Still, few places have shown greater opposition to the Keystone Pipeline than in states such as Oklahoma. In that state, where environmentalists have rarely been welcome before, citizens and politicians alike are expressing concern with the potential effects a leak in the pipeline could have on the treasured Ogallala Aquifer. The Aquifer supports an estimated $20 million in agriculture across the eight states of America’s “bread basket” along the pipeline’s path. Furthermore, environmental activists such as Bill McKibben have argued that bitumen, the type of oil extracted from the Canadian tar sands, is significantly harder to clean up than its alternatives.

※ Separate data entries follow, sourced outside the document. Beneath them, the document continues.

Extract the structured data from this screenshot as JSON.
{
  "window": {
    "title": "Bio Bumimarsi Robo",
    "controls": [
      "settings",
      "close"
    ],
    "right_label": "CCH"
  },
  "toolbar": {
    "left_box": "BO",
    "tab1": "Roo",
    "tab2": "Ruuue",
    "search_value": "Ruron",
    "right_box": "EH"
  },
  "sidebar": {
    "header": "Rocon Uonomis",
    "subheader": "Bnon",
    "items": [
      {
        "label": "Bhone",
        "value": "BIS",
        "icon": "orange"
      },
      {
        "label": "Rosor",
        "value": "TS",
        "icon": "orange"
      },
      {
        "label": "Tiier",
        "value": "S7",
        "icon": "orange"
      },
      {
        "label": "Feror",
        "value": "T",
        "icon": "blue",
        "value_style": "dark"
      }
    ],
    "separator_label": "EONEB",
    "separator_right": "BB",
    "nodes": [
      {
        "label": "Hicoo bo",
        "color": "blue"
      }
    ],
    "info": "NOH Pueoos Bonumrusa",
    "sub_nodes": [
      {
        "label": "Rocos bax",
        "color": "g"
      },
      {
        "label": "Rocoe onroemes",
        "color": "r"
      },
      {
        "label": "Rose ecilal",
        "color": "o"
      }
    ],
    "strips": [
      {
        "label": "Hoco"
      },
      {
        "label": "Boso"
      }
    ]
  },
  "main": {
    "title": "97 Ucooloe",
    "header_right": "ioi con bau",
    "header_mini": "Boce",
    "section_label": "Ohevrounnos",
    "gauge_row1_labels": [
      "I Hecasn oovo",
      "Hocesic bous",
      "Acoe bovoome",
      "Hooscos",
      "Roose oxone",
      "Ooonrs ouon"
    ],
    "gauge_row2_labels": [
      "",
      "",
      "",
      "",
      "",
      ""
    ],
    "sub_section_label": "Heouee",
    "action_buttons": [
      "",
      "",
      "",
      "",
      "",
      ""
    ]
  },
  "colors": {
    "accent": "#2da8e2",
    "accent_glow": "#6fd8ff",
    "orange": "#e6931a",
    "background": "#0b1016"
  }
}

Keystone XL has also met resistance from legal advocates who are opposed to TransCanada’s aggressive eminent domain claims to land along the construction path. According to the New York Times, by October of 2011, before the project met initial resistance from environmentalists, as many as 56 landowners in Texas and South Dakota had taken TransCanada to court, according to the New York Times. The plaintiffs in these cases have maintained that TransCanada has illegally sought to claim land in the United States owned by private citizens, including farmers, in order to complete construction. Eminent domain laws generally allow for the confiscation of private property if taking it is designed to serve a larger public good. The Texas Ninth District Court is currently reviewing whether or not the company is allowed to condemn land in the United States without a formal agreement in place with the United States.
Earlier this year in Washington, Santa Barbara representative Lois Capps proposed an amendment to a Congressional bill that would authorize the pipeline project. Capps’ amendment would explicitly make bitumen subject to an eight-cent-per-barrel tax, which sparked a debate that ended when committee Chairman Fred Upton (R-Mich.), promised to work to resolve the issue.